Ken Astridge: So the importance of the refinance of the GSO facility was critical. Arrium had gone into administration, the administrators were desperate to create stability and then on the side you had GSO who had taken security over the most valuable asset in the Arrium Group, threatening to bring the whole thing down through their own insolvency proceedings.

So the courage of the banks to fund into that and to repay GSO US$120m is important because we got rid of GSO and it’s also important from a bank’s perspective because they agreed to fund in circumstances where they were not guaranteed that GSO would release all of their securities. There was still a debate on that point, but they thought it was so important that they moved ahead, funded it out, and ultimately were victorious against GSO.

How was the financing structure changed during the administration and what benefits did this provide to creditors?

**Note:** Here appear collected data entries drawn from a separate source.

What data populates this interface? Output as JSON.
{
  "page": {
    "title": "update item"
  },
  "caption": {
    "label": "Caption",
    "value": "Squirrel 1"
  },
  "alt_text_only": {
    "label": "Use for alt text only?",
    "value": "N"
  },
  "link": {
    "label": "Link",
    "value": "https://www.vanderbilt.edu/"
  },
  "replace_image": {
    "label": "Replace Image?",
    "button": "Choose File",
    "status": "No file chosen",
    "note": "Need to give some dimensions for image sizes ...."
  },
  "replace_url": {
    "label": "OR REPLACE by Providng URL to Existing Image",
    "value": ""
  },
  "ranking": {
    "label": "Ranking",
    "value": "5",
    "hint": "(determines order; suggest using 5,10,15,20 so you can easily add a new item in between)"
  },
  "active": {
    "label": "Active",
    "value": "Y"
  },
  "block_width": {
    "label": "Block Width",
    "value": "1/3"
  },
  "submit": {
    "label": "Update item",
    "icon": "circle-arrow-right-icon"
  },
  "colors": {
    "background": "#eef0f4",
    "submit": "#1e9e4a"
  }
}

Ken Astridge: The financing structure changed post-administration primarily due to the work that the restructuring team did and quite cleverly were able to create a document which they called the Override Deed which effectively overrode all of the rights of lenders and combined them into one voting group. That streamlined decisions, it also streamlined the ability to put propositions to a very, very large lender group, and also assisted, I think, in maintaining confidentiality in relation to certain information bites in a world where lenders want to trade their debt - you can’t trade your debt if you have confidential information so the Override Deed cleverly dealt with those issues.